Son bakiyeleri de dökülür dünlerin
Bir sonbahar esişinde gidiyorlar elden
Üstüne koskoca kışın soğuğu da eklenecek
Biimem ki; ayazın, boranın soğuğu nasıl gidecek.
Bir emekle mi geçilir karşı tarafta gönle
Ya da karşılıklı mıdır bundaki sevgide irade
Mevsimler giderek koparırken yılları bizden
Seyirlik bir tablodaki özneler yoktur, neden?
Daima bir yitirime manzumeleşmez mi hayat
Niçin ufak hesaplarla değesizleştirilir denge
Sıra sıra uzanan efkar öznesi dağlarda birikir
Kahra açılan kapıların ardındadır şu çirkin kibir.

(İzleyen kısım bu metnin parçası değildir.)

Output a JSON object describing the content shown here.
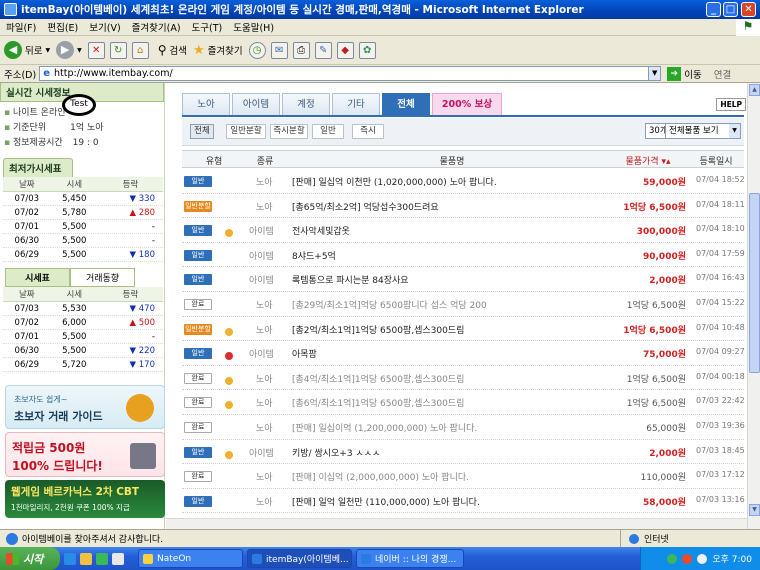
{
  "window": {
    "title": "itemBay(아이템베이) 세계최초! 온라인 게임 계정/아이템 등 실시간 경매,판매,역경매 - Microsoft Internet Explorer"
  },
  "menu": [
    "파일(F)",
    "편집(E)",
    "보기(V)",
    "즐겨찾기(A)",
    "도구(T)",
    "도움말(H)"
  ],
  "toolbar": {
    "back": "뒤로",
    "search": "검색",
    "favorites": "즐겨찾기"
  },
  "address": {
    "label": "주소(D)",
    "url": "http://www.itembay.com/",
    "go": "이동",
    "links": "연결"
  },
  "left": {
    "realtime_title": "실시간 시세정보",
    "realtime_items": [
      "나이트 온라인",
      "기준단위",
      "정보제공시간"
    ],
    "unit_value": "1억 노아",
    "time_value": "19 : 0",
    "overlay_text": "Test",
    "low_title": "최저가시세표",
    "table_headers": [
      "날짜",
      "시세",
      "등락"
    ],
    "low_rows": [
      {
        "date": "07/03",
        "price": "5,450",
        "change": "▼ 330",
        "dir": "dn"
      },
      {
        "date": "07/02",
        "price": "5,780",
        "change": "▲ 280",
        "dir": "up"
      },
      {
        "date": "07/01",
        "price": "5,500",
        "change": "-",
        "dir": ""
      },
      {
        "date": "06/30",
        "price": "5,500",
        "change": "-",
        "dir": ""
      },
      {
        "date": "06/29",
        "price": "5,500",
        "change": "▼ 180",
        "dir": "dn"
      }
    ],
    "tabs": [
      "시세표",
      "거래동향"
    ],
    "market_rows": [
      {
        "date": "07/03",
        "price": "5,530",
        "change": "▼ 470",
        "dir": "dn"
      },
      {
        "date": "07/02",
        "price": "6,000",
        "change": "▲ 500",
        "dir": "up"
      },
      {
        "date": "07/01",
        "price": "5,500",
        "change": "-",
        "dir": ""
      },
      {
        "date": "06/30",
        "price": "5,500",
        "change": "▼ 220",
        "dir": "dn"
      },
      {
        "date": "06/29",
        "price": "5,720",
        "change": "▼ 170",
        "dir": "dn"
      }
    ],
    "banner1": {
      "line1": "초보자도 쉽게~",
      "line2": "초보자 거래 가이드"
    },
    "banner2": {
      "line1": "적립금 500원",
      "line2": "100% 드립니다!"
    },
    "banner3": {
      "line1": "웹게임 베르카닉스 2차 CBT",
      "line2": "1천마일리지, 2천원 쿠폰 100% 지급"
    }
  },
  "main": {
    "tabs": [
      "노아",
      "아이템",
      "계정",
      "기타",
      "전체",
      "200% 보상"
    ],
    "help": "HELP",
    "filters": [
      "전체",
      "일반분할",
      "즉시분할",
      "일반",
      "즉시"
    ],
    "count_select": "30개",
    "view_select": "전체물품 보기",
    "headers": {
      "type": "유형",
      "kind": "종류",
      "name": "물품명",
      "price": "물품가격 ▾▴",
      "date": "등록일시"
    },
    "rows": [
      {
        "badge": "일반",
        "bc": "b-sale",
        "medal": "",
        "kind": "노아",
        "title": "[판매] 일십억 이천만 (1,020,000,000) 노아 팝니다.",
        "tg": false,
        "price": "59,000원",
        "pg": false,
        "date": "07/04 18:52"
      },
      {
        "badge": "일반분할",
        "bc": "b-split",
        "medal": "",
        "kind": "노아",
        "title": "[총65억/최소2억] 억당섭수300드려요",
        "tg": false,
        "price": "1억당 6,500원",
        "pg": false,
        "date": "07/04 18:11"
      },
      {
        "badge": "일반",
        "bc": "b-sale",
        "medal": "gold",
        "kind": "아이템",
        "title": "전사악세및갑옷",
        "tg": false,
        "price": "300,000원",
        "pg": false,
        "date": "07/04 18:10"
      },
      {
        "badge": "일반",
        "bc": "b-sale",
        "medal": "",
        "kind": "아이템",
        "title": "8샤드+5억",
        "tg": false,
        "price": "90,000원",
        "pg": false,
        "date": "07/04 17:59"
      },
      {
        "badge": "일반",
        "bc": "b-sale",
        "medal": "",
        "kind": "아이템",
        "title": "록템통으로 파시는분 84장사요",
        "tg": false,
        "price": "2,000원",
        "pg": false,
        "date": "07/04 16:43"
      },
      {
        "badge": "완료",
        "bc": "b-done",
        "medal": "",
        "kind": "노아",
        "title": "[총29억/최소1억]억당 6500팝니다 섭스 억당 200",
        "tg": true,
        "price": "1억당 6,500원",
        "pg": true,
        "date": "07/04 15:22"
      },
      {
        "badge": "일반분할",
        "bc": "b-split",
        "medal": "gold",
        "kind": "노아",
        "title": "[총2억/최소1억]1억당 6500팜,셉스300드림",
        "tg": false,
        "price": "1억당 6,500원",
        "pg": false,
        "date": "07/04 10:48"
      },
      {
        "badge": "일반",
        "bc": "b-sale",
        "medal": "red",
        "kind": "아이템",
        "title": "아목팜",
        "tg": false,
        "price": "75,000원",
        "pg": false,
        "date": "07/04 09:27"
      },
      {
        "badge": "완료",
        "bc": "b-done",
        "medal": "gold",
        "kind": "노아",
        "title": "[총4억/최소1억]1억당 6500팜,셉스300드림",
        "tg": true,
        "price": "1억당 6,500원",
        "pg": true,
        "date": "07/04 00:18"
      },
      {
        "badge": "완료",
        "bc": "b-done",
        "medal": "gold",
        "kind": "노아",
        "title": "[총6억/최소1억]1억당 6500팜,셉스300드림",
        "tg": true,
        "price": "1억당 6,500원",
        "pg": true,
        "date": "07/03 22:42"
      },
      {
        "badge": "완료",
        "bc": "b-done",
        "medal": "",
        "kind": "노아",
        "title": "[판매] 일십이억 (1,200,000,000) 노아 팝니다.",
        "tg": true,
        "price": "65,000원",
        "pg": true,
        "date": "07/03 19:36"
      },
      {
        "badge": "일반",
        "bc": "b-sale",
        "medal": "gold",
        "kind": "아이템",
        "title": "키방/ 쌍시오+3 ㅅㅅㅅ",
        "tg": false,
        "price": "2,000원",
        "pg": false,
        "date": "07/03 18:45"
      },
      {
        "badge": "완료",
        "bc": "b-done",
        "medal": "",
        "kind": "노아",
        "title": "[판매] 이십억 (2,000,000,000) 노아 팝니다.",
        "tg": true,
        "price": "110,000원",
        "pg": true,
        "date": "07/03 17:12"
      },
      {
        "badge": "일반",
        "bc": "b-sale",
        "medal": "",
        "kind": "노아",
        "title": "[판매] 일억 일천만 (110,000,000) 노아 팝니다.",
        "tg": false,
        "price": "58,000원",
        "pg": false,
        "date": "07/03 13:16"
      }
    ]
  },
  "status": {
    "text": "아이템베이를 찾아주셔서 감사합니다.",
    "zone": "인터넷"
  },
  "taskbar": {
    "start": "시작",
    "tasks": [
      "NateOn",
      "itemBay(아이템베...",
      "네이버 :: 나의 경쟁..."
    ],
    "clock": "오후 7:00"
  }
}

Mutluluk ne varılacak bir yer ne de beklenen an
Ona varışları öteleyen değil mi bizdeki hezeyan
Oysa çok büyütülmesi gerekenler görünmezken
Bizi hiçe savuranlar devleştiler söyleyin neden?
En güzel anların kadrajında olmak mı mesele
Yahut yalandan sözlerle günü mü kurtamak
Bir vicdan azabı olmasaydı kafesteki yürekte
Esin bulunabilir mi gönülleri inciterek, kırarak.
Ne güzel söylemiş Yunus, gönle vurgu yaparak
Yıkmayalım kabesini onun bak ne diyor derviş:
Bir kez gönül yıktınsa bu kıldığın namaz değil
Yitmiş iki millet dahi elin yüzün yumaz değil.”
Böyle ise o hesap sen de muhasebeni yap
Dilersen yak alemi, savur kalmasın bir şey
Ya da bul çıkarımla sevgide büyüsün her şey.
Kayıtsız kalınır mı yaşanan her ne varsa
Bugün banaysa acı yarın seni de bulur ya
Dedik ki geçin benleri, bizde yeşesin hayat
Benden öte durana bizden de olsun salavat.
Tüm; kan, kinin, öfkenin, nizanın özündedir
Benle yol alan kimse şeytanın askeridir
Oysa doğru yolu bulmak, vicdanla arkadaşlık
Belki de bu şekilde esmez de rüzgârı hüznün
Ve yıkımları bitiverir şu yeniden doğacak günün.